[PATCH] Initial instrumentation based PGO implementation
Eric Christopher
echristo at gmail.com
Mon Dec 16 14:33:55 PST 2013
What's the compile time impact of these patches when the option is and
isn't being used? It's looking a bit heavyweight and very invasive.
+ uint64_t LoopCount = Cnt.getCount();
+ uint64_t ExitCount =
+ Cnt.getParentCount() + Cnt.getContinueCounter().getCount() +
+ Cnt.getAdjustedCount() - Cnt.getCount();
+ CondBr->setMetadata(llvm::LLVMContext::MD_prof,
+ PGO.createBranchWeights(LoopCount, ExitCount));
+
EmitBranch(CondBlock);
You appear to cut and paste this a few times.
// If the body of the case is just a 'break', and if there was no
fallthrough,
// try to not emit an empty block.
- if ((CGM.getCodeGenOpts().OptimizationLevel > 0) &&
+ if (!CGM.getCodeGenOpts().ProfileInstrGenerate &&
+ CGM.getCodeGenOpts().OptimizationLevel > 0 &&
You should probably update comments in cases like this (there are more of them).
+ // The default on our switch instruction will come to this block,
so we need
+ // to update its count.
+ (*SwitchWeights)[0] += ThisCount;
SwitchWeights is just a std::vector or SmallVector right? This seems a
little odd.
+ EmitBranchOnBoolExpr(CondBOp->getRHS(), TrueBlock, FalseBlock,
+ TrueCount - FalseCount);
This sort of thing needs some documentation/comments in the code. It's
not clear what's going on from looking at the patch.
+ if (TrueCount != 0) {
if (TrueCount) ?
+ struct MapRegionCounters :
+ public ConstStmtVisitor<MapRegionCounters> {
+ unsigned NextCounter;
+ llvm::DenseMap<const Stmt*, unsigned> *CounterMap;
+ MapRegionCounters(llvm::DenseMap<const Stmt*, unsigned> *CounterMap) :
+ NextCounter(0), CounterMap(CounterMap) {
+ }
+ void VisitChildren(const Stmt *S) {
+ for (Stmt::const_child_range I = S->children(); I; ++I)
+ if (*I)
+ this->Visit(*I);
+ }
Document this whole anonymous namespace please.
+// RUN: %clangxx %s -o %t1 -fprofile-instr-generate
+// RUN: mkdir -p %tdir && cd %tdir && %t1
This is going to fail on any platform that doesn't have native codegen
enabled by default.
There's probably more review, just getting something started here.
-eric
-eric
On Fri, Dec 13, 2013 at 1:43 PM, Justin Bogner <mail at justinbogner.com> wrote:
> New patch attached.
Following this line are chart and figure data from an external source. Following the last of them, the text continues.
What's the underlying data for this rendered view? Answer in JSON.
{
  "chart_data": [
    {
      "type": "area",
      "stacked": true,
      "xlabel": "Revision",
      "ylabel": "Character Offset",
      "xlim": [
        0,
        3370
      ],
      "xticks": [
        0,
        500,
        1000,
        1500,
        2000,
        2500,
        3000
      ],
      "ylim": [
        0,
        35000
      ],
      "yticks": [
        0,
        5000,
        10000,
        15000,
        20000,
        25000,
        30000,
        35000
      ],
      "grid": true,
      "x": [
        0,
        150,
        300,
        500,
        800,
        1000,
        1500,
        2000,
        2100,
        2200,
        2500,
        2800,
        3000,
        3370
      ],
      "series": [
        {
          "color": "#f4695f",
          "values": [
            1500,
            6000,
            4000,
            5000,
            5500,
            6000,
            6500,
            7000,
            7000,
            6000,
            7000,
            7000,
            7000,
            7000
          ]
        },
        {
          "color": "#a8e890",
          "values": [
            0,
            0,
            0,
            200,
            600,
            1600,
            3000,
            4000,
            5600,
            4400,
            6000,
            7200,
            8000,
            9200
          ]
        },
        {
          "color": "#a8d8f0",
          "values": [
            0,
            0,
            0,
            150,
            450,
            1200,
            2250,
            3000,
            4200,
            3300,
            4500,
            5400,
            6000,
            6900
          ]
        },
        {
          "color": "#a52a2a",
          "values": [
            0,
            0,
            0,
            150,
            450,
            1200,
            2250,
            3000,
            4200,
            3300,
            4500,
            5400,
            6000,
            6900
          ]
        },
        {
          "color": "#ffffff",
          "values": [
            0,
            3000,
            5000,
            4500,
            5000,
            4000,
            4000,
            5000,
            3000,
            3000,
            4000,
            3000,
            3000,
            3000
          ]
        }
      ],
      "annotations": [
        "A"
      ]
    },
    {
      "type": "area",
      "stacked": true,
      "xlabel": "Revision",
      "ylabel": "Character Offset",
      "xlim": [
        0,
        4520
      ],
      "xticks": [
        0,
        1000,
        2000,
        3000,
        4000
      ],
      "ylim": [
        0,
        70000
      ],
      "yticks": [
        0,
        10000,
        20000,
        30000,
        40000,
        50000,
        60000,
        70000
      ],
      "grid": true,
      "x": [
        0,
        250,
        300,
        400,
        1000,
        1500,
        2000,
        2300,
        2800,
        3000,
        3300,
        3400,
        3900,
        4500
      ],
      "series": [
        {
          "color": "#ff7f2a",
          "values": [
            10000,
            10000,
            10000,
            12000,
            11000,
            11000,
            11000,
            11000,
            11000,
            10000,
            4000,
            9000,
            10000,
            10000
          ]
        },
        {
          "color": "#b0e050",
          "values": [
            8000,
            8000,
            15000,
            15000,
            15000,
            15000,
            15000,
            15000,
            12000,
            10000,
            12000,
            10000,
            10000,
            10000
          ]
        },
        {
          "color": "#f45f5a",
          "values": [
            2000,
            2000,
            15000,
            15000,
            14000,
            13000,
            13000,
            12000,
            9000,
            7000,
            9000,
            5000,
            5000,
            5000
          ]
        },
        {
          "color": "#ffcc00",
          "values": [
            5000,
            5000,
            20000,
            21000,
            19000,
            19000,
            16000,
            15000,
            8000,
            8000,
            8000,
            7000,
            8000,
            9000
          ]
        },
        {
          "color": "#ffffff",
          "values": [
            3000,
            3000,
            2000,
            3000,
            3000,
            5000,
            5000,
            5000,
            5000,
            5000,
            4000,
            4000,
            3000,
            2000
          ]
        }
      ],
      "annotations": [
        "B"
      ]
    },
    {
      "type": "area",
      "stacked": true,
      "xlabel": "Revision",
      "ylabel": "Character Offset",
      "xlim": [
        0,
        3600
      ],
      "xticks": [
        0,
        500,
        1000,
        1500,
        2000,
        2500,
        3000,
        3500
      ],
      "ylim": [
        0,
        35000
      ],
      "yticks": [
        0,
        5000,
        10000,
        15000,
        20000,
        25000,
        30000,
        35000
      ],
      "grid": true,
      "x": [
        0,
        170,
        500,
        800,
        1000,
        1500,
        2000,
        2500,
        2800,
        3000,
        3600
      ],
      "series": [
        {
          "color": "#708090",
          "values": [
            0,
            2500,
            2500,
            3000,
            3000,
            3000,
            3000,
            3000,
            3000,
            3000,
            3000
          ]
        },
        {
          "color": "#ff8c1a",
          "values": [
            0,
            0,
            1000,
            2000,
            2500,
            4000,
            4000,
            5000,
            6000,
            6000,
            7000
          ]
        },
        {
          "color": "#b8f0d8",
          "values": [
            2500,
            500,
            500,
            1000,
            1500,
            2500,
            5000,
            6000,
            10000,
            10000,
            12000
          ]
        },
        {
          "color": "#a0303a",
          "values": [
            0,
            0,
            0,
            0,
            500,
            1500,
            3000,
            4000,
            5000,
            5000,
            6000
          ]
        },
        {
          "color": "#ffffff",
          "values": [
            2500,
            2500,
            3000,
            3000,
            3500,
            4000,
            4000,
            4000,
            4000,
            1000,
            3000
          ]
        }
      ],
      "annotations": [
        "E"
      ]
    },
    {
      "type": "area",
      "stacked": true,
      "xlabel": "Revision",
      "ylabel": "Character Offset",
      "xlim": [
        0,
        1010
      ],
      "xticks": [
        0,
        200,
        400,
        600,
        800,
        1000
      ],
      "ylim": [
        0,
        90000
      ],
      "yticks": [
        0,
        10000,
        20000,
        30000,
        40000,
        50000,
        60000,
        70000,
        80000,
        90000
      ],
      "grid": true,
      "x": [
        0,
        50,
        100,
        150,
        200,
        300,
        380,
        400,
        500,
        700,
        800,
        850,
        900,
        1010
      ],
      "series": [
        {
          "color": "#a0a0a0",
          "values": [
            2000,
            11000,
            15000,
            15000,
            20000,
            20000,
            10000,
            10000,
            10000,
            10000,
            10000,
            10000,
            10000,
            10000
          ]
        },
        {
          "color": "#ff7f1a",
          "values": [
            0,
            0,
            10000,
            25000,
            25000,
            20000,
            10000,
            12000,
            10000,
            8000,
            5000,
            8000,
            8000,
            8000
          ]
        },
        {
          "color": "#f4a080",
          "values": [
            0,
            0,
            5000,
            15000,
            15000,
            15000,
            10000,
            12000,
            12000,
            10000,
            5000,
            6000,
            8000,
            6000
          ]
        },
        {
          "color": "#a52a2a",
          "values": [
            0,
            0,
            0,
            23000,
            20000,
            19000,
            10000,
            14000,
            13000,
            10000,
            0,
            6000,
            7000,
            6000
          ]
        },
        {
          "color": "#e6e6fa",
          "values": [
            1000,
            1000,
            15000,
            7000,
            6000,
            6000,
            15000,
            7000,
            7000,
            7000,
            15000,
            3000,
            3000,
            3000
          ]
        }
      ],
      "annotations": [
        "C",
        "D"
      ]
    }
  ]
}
The counters are now only accessed via RegionCounter
> objects, there's some better documentation of PGOProfileData, PGO
> creates the RegionCounts vector instead of it being allocated inside
> PGOProfileData, and we check for absurdly large data files.
>
> I've reattached the command line flag and compiler-rt patches to keep
> everything in one place, but they're unchanged.
>
>
>
> Justin Bogner <mail at justinbogner.com> writes:
>> John McCall <rjmccall at apple.com> writes:
>>>>
>>> <0001-profile-Rudimentary-suppport-for-PGO-instrumentation.patch><0001-Driver-Accept-fprofile-instr-use-and-fprofile-instr-.patch><0002-CodeGen-Initial-instrumentation-based-PGO-implementa.patch>
>>>
>>> + unsigned Counter = PGO.getRegionCounter(&S);
>>> + RegionCounter Cnt(PGO, Counter);
>>>
>>> There are a number of places where you do this instead of
>>> getPGORegionCounter, maybe so that you can use Counter separately.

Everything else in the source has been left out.